Светлый фон

В Париже еще было известно только о поражении при Неервиндене и о последовательном оставлении Бельгии. Известие о проигранном большом сражении и поспешном отступлении, совпав с дурными вестями с запада, произвело в столице большое волнение. В Ренне был раскрыт заговор, по-видимому, составленный англичанами, бретонскими дворянами и неприсягнувшими священниками. На западе уже случались вспышки по поводу дороговизны и угрозы не платить за совершение религиозных обрядов; теперь восстание получило открыто признаваемую цель: отстоять дело абсолютной монархии. В окрестностях Ренна и Нанта произошли несколько крестьянских сходок, требовавших восстановления Бурбонов и духовенства. В Орлеане восстание было в полном разгаре, и депутат Бурдон едва не был убит.

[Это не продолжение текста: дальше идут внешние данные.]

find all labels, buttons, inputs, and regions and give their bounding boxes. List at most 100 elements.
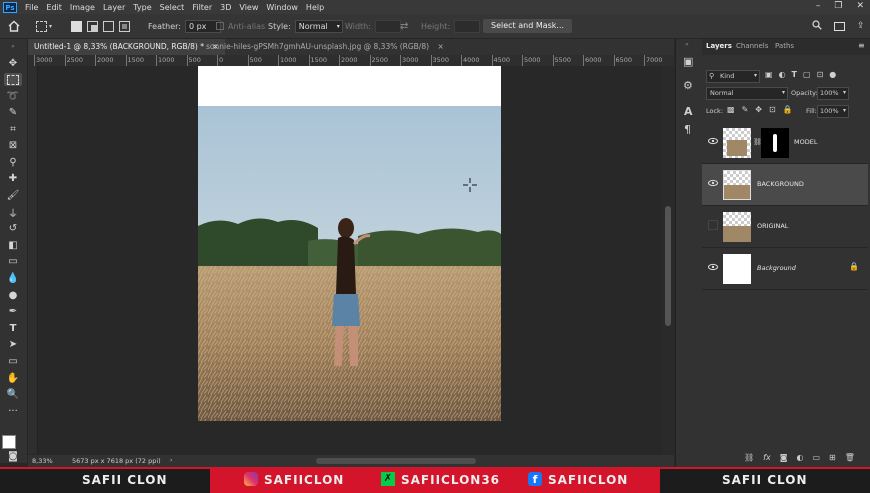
menu-select[interactable]: Select [156, 3, 189, 12]
marquee-tool-icon[interactable] [4, 73, 22, 86]
lock-position-icon[interactable]: ✥ [755, 105, 762, 114]
more-tools-icon[interactable]: ··· [4, 405, 22, 418]
minimize-icon[interactable]: – [816, 1, 821, 11]
document-info[interactable]: 5673 px x 7618 px (72 ppi) [72, 457, 161, 465]
document-canvas[interactable] [198, 66, 501, 421]
zoom-tool-icon[interactable]: 🔍 [4, 388, 22, 401]
frame-tool-icon[interactable]: ⊠ [4, 139, 22, 152]
paragraph-panel-icon[interactable]: ¶ [684, 123, 691, 136]
filter-adjustment-icon[interactable]: ◐ [779, 70, 786, 79]
menu-window[interactable]: Window [262, 3, 302, 12]
blend-mode-select[interactable]: Normal ▾ [706, 87, 788, 100]
blur-tool-icon[interactable]: 💧 [4, 272, 22, 285]
collapse-icon[interactable]: » [4, 40, 22, 53]
hand-tool-icon[interactable]: ✋ [4, 372, 22, 385]
history-panel-icon[interactable]: ▣ [683, 55, 693, 68]
path-selection-tool-icon[interactable]: ➤ [4, 338, 22, 351]
add-selection-icon[interactable] [87, 20, 98, 32]
status-arrow-icon[interactable]: › [170, 457, 172, 464]
share-icon[interactable]: ⇪ [857, 21, 865, 31]
vertical-scrollbar[interactable] [662, 66, 674, 454]
new-selection-icon[interactable] [71, 20, 82, 32]
menu-type[interactable]: Type [129, 3, 155, 12]
delete-layer-icon[interactable]: 🗑 [845, 453, 855, 462]
filter-smart-icon[interactable]: ⊡ [817, 70, 824, 79]
close-tab-icon[interactable]: × [437, 42, 443, 51]
maximize-icon[interactable]: ❐ [834, 1, 842, 11]
layer-row-background-selected[interactable]: BACKGROUND [702, 164, 868, 206]
visibility-eye-icon[interactable] [708, 136, 718, 146]
tab-channels[interactable]: Channels [736, 42, 768, 50]
layer-mask-thumbnail[interactable] [761, 128, 789, 158]
menu-view[interactable]: View [235, 3, 262, 12]
layer-row-original[interactable]: ORIGINAL [702, 206, 868, 248]
healing-tool-icon[interactable]: ✚ [4, 172, 22, 185]
menu-filter[interactable]: Filter [188, 3, 216, 12]
filter-shape-icon[interactable]: ▢ [803, 70, 811, 79]
filter-toggle-icon[interactable]: ● [829, 70, 836, 79]
width-input[interactable] [374, 19, 401, 33]
panel-menu-icon[interactable]: ≡ [858, 41, 865, 50]
menu-3d[interactable]: 3D [216, 3, 235, 12]
menu-help[interactable]: Help [302, 3, 328, 12]
visibility-off-icon[interactable] [708, 220, 718, 230]
layer-row-model[interactable]: ⛓ MODEL [702, 122, 868, 164]
rectangle-tool-icon[interactable]: ▭ [4, 355, 22, 368]
zoom-level[interactable]: 8,33% [32, 457, 53, 465]
lasso-tool-icon[interactable]: ➰ [4, 90, 22, 103]
visibility-eye-icon[interactable] [708, 262, 718, 272]
canvas-area[interactable] [38, 66, 662, 454]
brush-tool-icon[interactable]: 🖌 [4, 189, 22, 202]
lock-pixels-icon[interactable]: ✎ [742, 105, 749, 114]
menu-edit[interactable]: Edit [42, 3, 66, 12]
layer-filter-select[interactable]: ⚲ Kind ▾ [706, 70, 760, 83]
link-layers-icon[interactable]: ⛓ [744, 453, 754, 462]
adjustment-layer-icon[interactable]: ◐ [796, 453, 803, 462]
pen-tool-icon[interactable]: ✒ [4, 305, 22, 318]
lock-transparent-icon[interactable]: ▩ [727, 105, 735, 114]
add-mask-icon[interactable]: ◙ [780, 453, 788, 462]
gradient-tool-icon[interactable]: ▭ [4, 255, 22, 268]
select-and-mask-button[interactable]: Select and Mask... [483, 19, 573, 33]
home-icon[interactable] [8, 14, 20, 38]
dodge-tool-icon[interactable]: ● [4, 289, 22, 302]
menu-file[interactable]: File [21, 3, 42, 12]
style-select[interactable]: Normal ▾ [294, 19, 343, 33]
eraser-tool-icon[interactable]: ◧ [4, 239, 22, 252]
lock-all-icon[interactable]: 🔒 [783, 105, 793, 114]
adjustments-panel-icon[interactable]: ⚙ [683, 79, 693, 92]
tab-paths[interactable]: Paths [775, 42, 794, 50]
quick-mask-icon[interactable]: ◙ [4, 450, 22, 463]
tab-source-image[interactable]: sonnie-hiles-gPSMh7gmhAU-unsplash.jpg @ … [200, 39, 450, 55]
subtract-selection-icon[interactable] [103, 20, 114, 32]
lock-artboard-icon[interactable]: ⊡ [769, 105, 776, 114]
menu-layer[interactable]: Layer [99, 3, 129, 12]
history-brush-tool-icon[interactable]: ↺ [4, 222, 22, 235]
visibility-eye-icon[interactable] [708, 178, 718, 188]
quick-selection-tool-icon[interactable]: ✎ [4, 106, 22, 119]
filter-type-icon[interactable]: T [792, 70, 797, 79]
opacity-input[interactable]: 100% ▾ [817, 87, 849, 100]
scroll-thumb[interactable] [665, 206, 671, 326]
search-icon[interactable] [812, 20, 822, 32]
foreground-color-swatch[interactable] [2, 435, 16, 449]
marquee-preset-icon[interactable]: ▾ [36, 14, 52, 38]
collapse-panels-icon[interactable]: « [685, 41, 689, 48]
layer-style-icon[interactable]: fx [763, 453, 771, 462]
layer-row-base-background[interactable]: Background 🔒 [702, 248, 868, 290]
filter-pixel-icon[interactable]: ▣ [765, 70, 773, 79]
height-input[interactable] [454, 19, 481, 33]
type-tool-icon[interactable]: T [4, 322, 22, 335]
antialias-checkbox[interactable] [216, 22, 224, 30]
swap-icon[interactable]: ⇄ [400, 14, 408, 38]
fill-input[interactable]: 100% ▾ [817, 105, 849, 118]
eyedropper-tool-icon[interactable]: ⚲ [4, 156, 22, 169]
new-group-icon[interactable]: ▭ [812, 453, 820, 462]
horizontal-scrollbar[interactable] [316, 458, 476, 464]
new-layer-icon[interactable]: ⊞ [829, 453, 836, 462]
move-tool-icon[interactable]: ✥ [4, 57, 22, 70]
character-panel-icon[interactable]: A [684, 105, 693, 118]
intersect-selection-icon[interactable] [119, 20, 130, 32]
clone-stamp-tool-icon[interactable]: ⏚ [4, 206, 22, 220]
menu-image[interactable]: Image [66, 3, 99, 12]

Мятежников набиралось уже несколько тысяч человек, и чтобы усмирить их, требовались серьезные войска и генералы. Большие города посылали свои национальные гвардии, генерал Ла Бурдоне двинулся со своим корпусом – всё предвещало кровавую междоусобную войну. Итак, с одной стороны, французские армии отступали перед коалицией, с другой – поднималась Вандея, и никогда еще естественное брожение, всегда производимое опасностью, не было так сильно.

 

Около этого же времени, вскоре после 10 марта, Конвент решил по предложению Дантона свести вождей главных партий в наблюдательном комитете, чтобы они могли объясниться о причинах своих распрей. Дантону надоели ежедневные ссоры, так как они, хоть и не могли удовлетворять его ненависти, ибо ненависти он не испытывал, но держали его в постоянном страхе небезопасного изучения его прежних действий и останавливали дорогое сердцу дело революции. Поэтому Дантон желал окончания этих ссор. Во всех совещаниях он выказал большую искренность и прямоту, и если брал инициативу и обвинял жирондистов, то для того только, чтобы отвести от себя возможные обвинения. Жирондисты с обычной своей деликатностью оправдывались, точно обвинение высказывалось серьезно, и уверяли Дантона в том, что он знал не хуже их.

Не то было с Робеспьером. Стараясь убедить его, жирондисты его раздражали, притом старались доказать ему, что он не прав, будто такое доказательство могло усмирить его. Что касается Марата, который счел свое присутствие на этих совещаниях необходимым, никто не удостоил его объяснения, и даже его друзья, чтобы не быть поставленными в необходимость оправдывать себя в таком знакомстве, никогда не обращались к нему ни с одним словом. Подобные совещания должны были естественным образом скорее растравить, чем смягчить неприязнь: если бы противникам и удалось взаимно уличить друг друга, то это, конечно, не примирило бы их.